Dirk, Wow, thanks so much for the detailed comparison! We found the Wonderland to be as you describe it. We love the lushness of the Pacific Northwest (especially in contrast to home in central Texas) and we even like hiking in forest, in contrast to all the folks who post that the JMT is boring because of too much forest and one should hike the Sierra High Route instead.

Many posts go on about how crowded the JMT is supposed to be, and covered with horse droppings, etc. But the trip report videos I've found don't make it look so much like that. Perhaps folks are selective in what they put in their reports. Still, there must be something about the JMT that keeps hikers coming back to do it again--there seem to be many repeat JMT hikers. We hope to hike many mid-length trails in the coming years. The one through the North Cascades sounds fantastic.

Manfred: Well I do hope we see you all on the hike this summer!

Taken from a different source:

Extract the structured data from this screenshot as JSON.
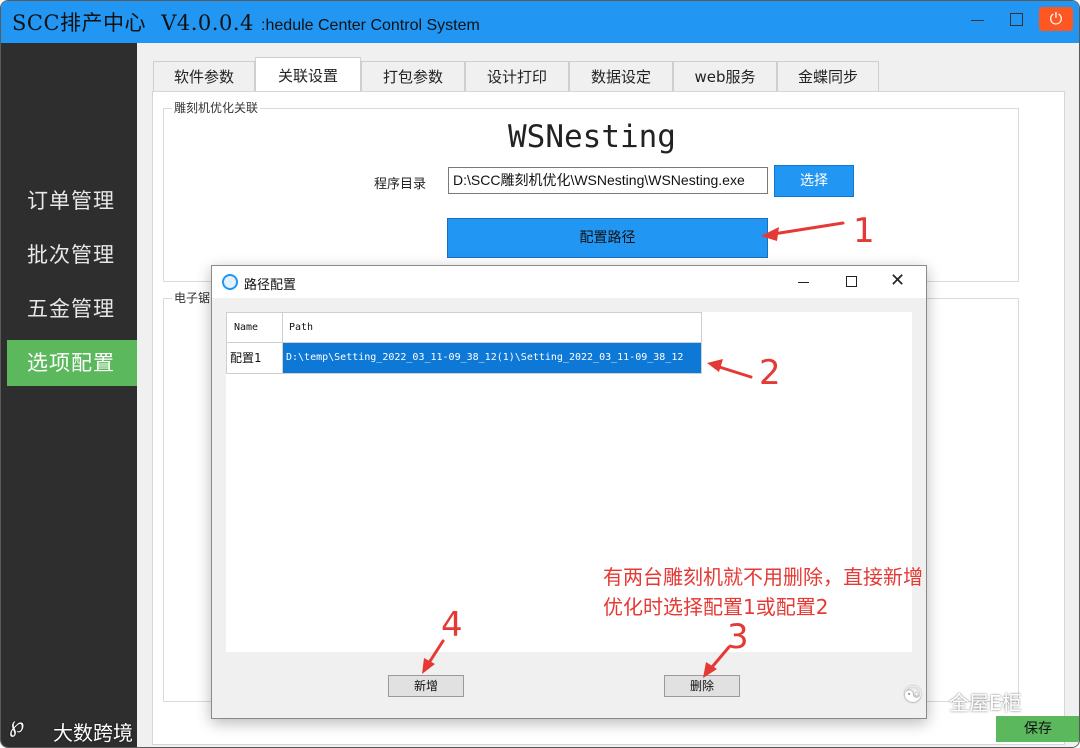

Yes our permit reservation is for Happy Isles. And I did read your son's excellent trip report. I am thrilled to hear that you are bring your daughters on the trail this year. So many folks seem to take their sons out and leave their daughters at home. I volunteer for my local Camp Fire council as a backpacking leader; our groups include girls and boys alike. Many parents seem to be more reluctant to send their girls out on the trail. (Our daughter is probably the strongest hiker in our family, from a young age. Much more staying power than her two brothers, who are both excellent hikers. They are all grown up now, though.)

Once again, thanks to all. We are excited about our trip!